The decoy effect and compromise effect both affect the consumers’ decision-making process, but they are contradictory to one another in the following ways:

  • In decoy pricing, the seller manipulates the consumer preference by adding a third less favorable product pricing option to make a particular alternative look most attractive. But, in a compromise effect, the consumer is bound to select the intermediate option out of the three alternatives due to price, quality, and safety restrictions.
  • In the former, the customer has various other options; however, the consumer has limited alternatives in the latter.
  • The decoy effect works on the consumers’ ideology of avoiding loss, while the compromise effect emphasizes the customers’ habit of selecting the median option rather than the extreme choices.
  • The former depicts the cognitive bias strategy of the seller, while the latter highlights consumer behavior.
  • An example of decoy pricing is when a consumer buys a burger with coke and fries at $2.99 instead of only a burger at $2.19 or a burger with coke at $2.49. An instance of the compromise effect is when a traveler takes the train instead of a bus or flight.

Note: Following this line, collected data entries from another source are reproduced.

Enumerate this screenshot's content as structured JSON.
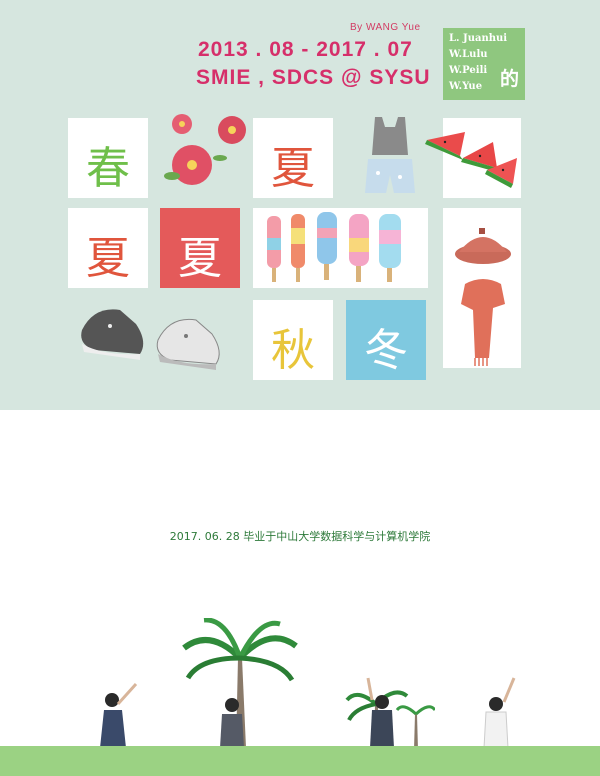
{
  "header": {
    "byline": "By WANG Yue",
    "date_range": "2013 . 08 - 2017 . 07",
    "schools": "SMIE , SDCS @ SYSU"
  },
  "names": {
    "list": [
      "L. Juanhui",
      "W.Lulu",
      "W.Peili",
      "W.Yue"
    ],
    "suffix": "的"
  },
  "seasons": {
    "spring": "春",
    "summer_top": "夏",
    "summer_left": "夏",
    "summer_red": "夏",
    "autumn": "秋",
    "winter": "冬"
  },
  "caption": "2017. 06. 28  毕业于中山大学数据科学与计算机学院",
  "colors": {
    "background_top": "#d6e6df",
    "accent_pink": "#d62f6a",
    "names_green": "#8fc77f",
    "spring_green": "#6fbf4a",
    "summer_orange": "#e0553c",
    "red_card": "#e45a5a",
    "autumn_yellow": "#e8c53a",
    "winter_blue": "#7fc9e0",
    "ground_green": "#9bd283",
    "caption_green": "#2e7a3a"
  }
}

Frequently Asked Questions (FAQs)

Is the decoy effect ethical?

The asymmetric dominance effect is an ethical marketing practice as it is not deceiving the consumer or present false information. However, in the context of the decision theory, it defies the principle of independence of irrelevant alternatives for consumer manipulation.

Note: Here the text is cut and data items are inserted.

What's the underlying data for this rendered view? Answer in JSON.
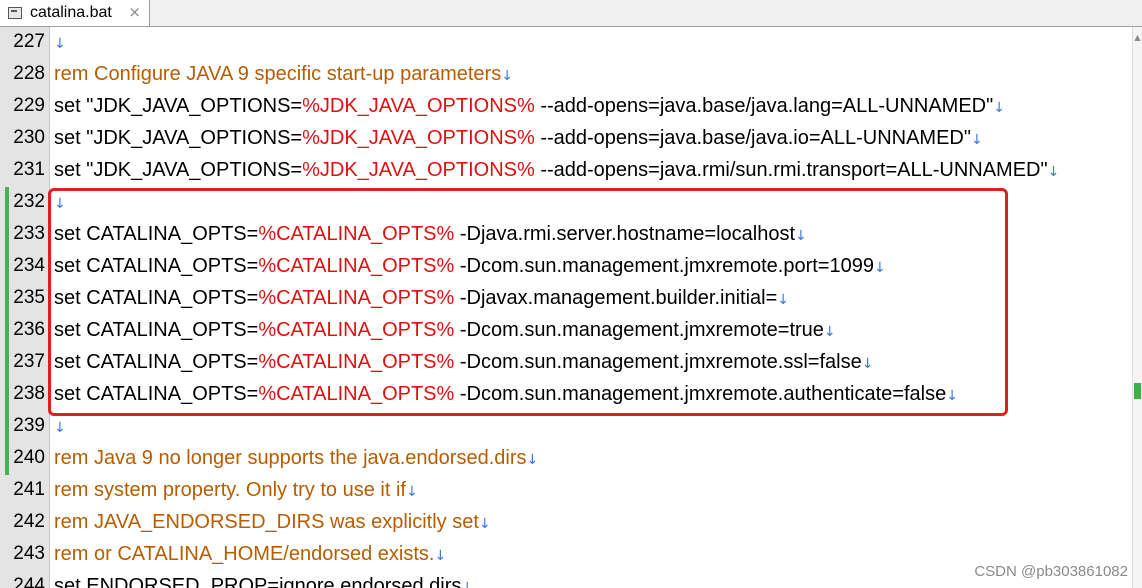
{
  "tab": {
    "title": "catalina.bat",
    "icon": "file-icon",
    "close": "×"
  },
  "eol_glyph": "↓",
  "lines": [
    {
      "num": "227",
      "changed": false,
      "segments": []
    },
    {
      "num": "228",
      "changed": false,
      "segments": [
        {
          "t": "rem Configure JAVA 9 specific start-up parameters",
          "c": "rem"
        }
      ]
    },
    {
      "num": "229",
      "changed": false,
      "segments": [
        {
          "t": "set \"JDK_JAVA_OPTIONS=",
          "c": "plain"
        },
        {
          "t": "%JDK_JAVA_OPTIONS%",
          "c": "var"
        },
        {
          "t": " --add-opens=java.base/java.lang=ALL-UNNAMED\"",
          "c": "plain"
        }
      ]
    },
    {
      "num": "230",
      "changed": false,
      "segments": [
        {
          "t": "set \"JDK_JAVA_OPTIONS=",
          "c": "plain"
        },
        {
          "t": "%JDK_JAVA_OPTIONS%",
          "c": "var"
        },
        {
          "t": " --add-opens=java.base/java.io=ALL-UNNAMED\"",
          "c": "plain"
        }
      ]
    },
    {
      "num": "231",
      "changed": false,
      "segments": [
        {
          "t": "set \"JDK_JAVA_OPTIONS=",
          "c": "plain"
        },
        {
          "t": "%JDK_JAVA_OPTIONS%",
          "c": "var"
        },
        {
          "t": " --add-opens=java.rmi/sun.rmi.transport=ALL-UNNAMED\"",
          "c": "plain"
        }
      ]
    },
    {
      "num": "232",
      "changed": true,
      "segments": []
    },
    {
      "num": "233",
      "changed": true,
      "segments": [
        {
          "t": "set CATALINA_OPTS=",
          "c": "plain"
        },
        {
          "t": "%CATALINA_OPTS%",
          "c": "var"
        },
        {
          "t": " -Djava.rmi.server.hostname=localhost",
          "c": "plain"
        }
      ]
    },
    {
      "num": "234",
      "changed": true,
      "segments": [
        {
          "t": "set CATALINA_OPTS=",
          "c": "plain"
        },
        {
          "t": "%CATALINA_OPTS%",
          "c": "var"
        },
        {
          "t": " -Dcom.sun.management.jmxremote.port=1099",
          "c": "plain"
        }
      ]
    },
    {
      "num": "235",
      "changed": true,
      "segments": [
        {
          "t": "set CATALINA_OPTS=",
          "c": "plain"
        },
        {
          "t": "%CATALINA_OPTS%",
          "c": "var"
        },
        {
          "t": " -Djavax.management.builder.initial=",
          "c": "plain"
        }
      ]
    },
    {
      "num": "236",
      "changed": true,
      "segments": [
        {
          "t": "set CATALINA_OPTS=",
          "c": "plain"
        },
        {
          "t": "%CATALINA_OPTS%",
          "c": "var"
        },
        {
          "t": " -Dcom.sun.management.jmxremote=true",
          "c": "plain"
        }
      ]
    },
    {
      "num": "237",
      "changed": true,
      "segments": [
        {
          "t": "set CATALINA_OPTS=",
          "c": "plain"
        },
        {
          "t": "%CATALINA_OPTS%",
          "c": "var"
        },
        {
          "t": " -Dcom.sun.management.jmxremote.ssl=false",
          "c": "plain"
        }
      ]
    },
    {
      "num": "238",
      "changed": true,
      "segments": [
        {
          "t": "set CATALINA_OPTS=",
          "c": "plain"
        },
        {
          "t": "%CATALINA_OPTS%",
          "c": "var"
        },
        {
          "t": " -Dcom.sun.management.jmxremote.authenticate=false",
          "c": "plain"
        }
      ]
    },
    {
      "num": "239",
      "changed": true,
      "segments": []
    },
    {
      "num": "240",
      "changed": true,
      "segments": [
        {
          "t": "rem Java 9 no longer supports the java.endorsed.dirs",
          "c": "rem"
        }
      ]
    },
    {
      "num": "241",
      "changed": false,
      "segments": [
        {
          "t": "rem system property. Only try to use it if",
          "c": "rem"
        }
      ]
    },
    {
      "num": "242",
      "changed": false,
      "segments": [
        {
          "t": "rem JAVA_ENDORSED_DIRS was explicitly set",
          "c": "rem"
        }
      ]
    },
    {
      "num": "243",
      "changed": false,
      "segments": [
        {
          "t": "rem or CATALINA_HOME/endorsed exists.",
          "c": "rem"
        }
      ]
    },
    {
      "num": "244",
      "changed": false,
      "segments": [
        {
          "t": "set ENDORSED_PROP=ignore.endorsed.dirs",
          "c": "plain"
        }
      ]
    }
  ],
  "watermark": "CSDN @pb303861082",
  "colors": {
    "rem": "#b85c00",
    "var": "#e01010",
    "plain": "#000000",
    "eol": "#3a7bd5",
    "change_marker": "#4caf50",
    "highlight_box": "#e0201a"
  }
}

How do companies use the decoy effect?

It is one of the best marketing phenomena that shift a majority of customers towards buying products that are expensive, high in volume, or more profitable for the seller. Business organizations often apply this cognitive bias strategy to influence customer purchase decisions. It helps the companies to sell their preferred product or option to the consumers while providing three choices to them. Thus, it results in significant sales and profit maximization for the business entities.

Is the decoy effect manipulative?

Yes, the decoy pricing strategy manipulates the consumers’ preference while they don’t understand such an indirect influence and assume to make a smart choice of goods or services. Hence, it triggers the customer’s fear of making a loss, resulting in irrelevant decision-making.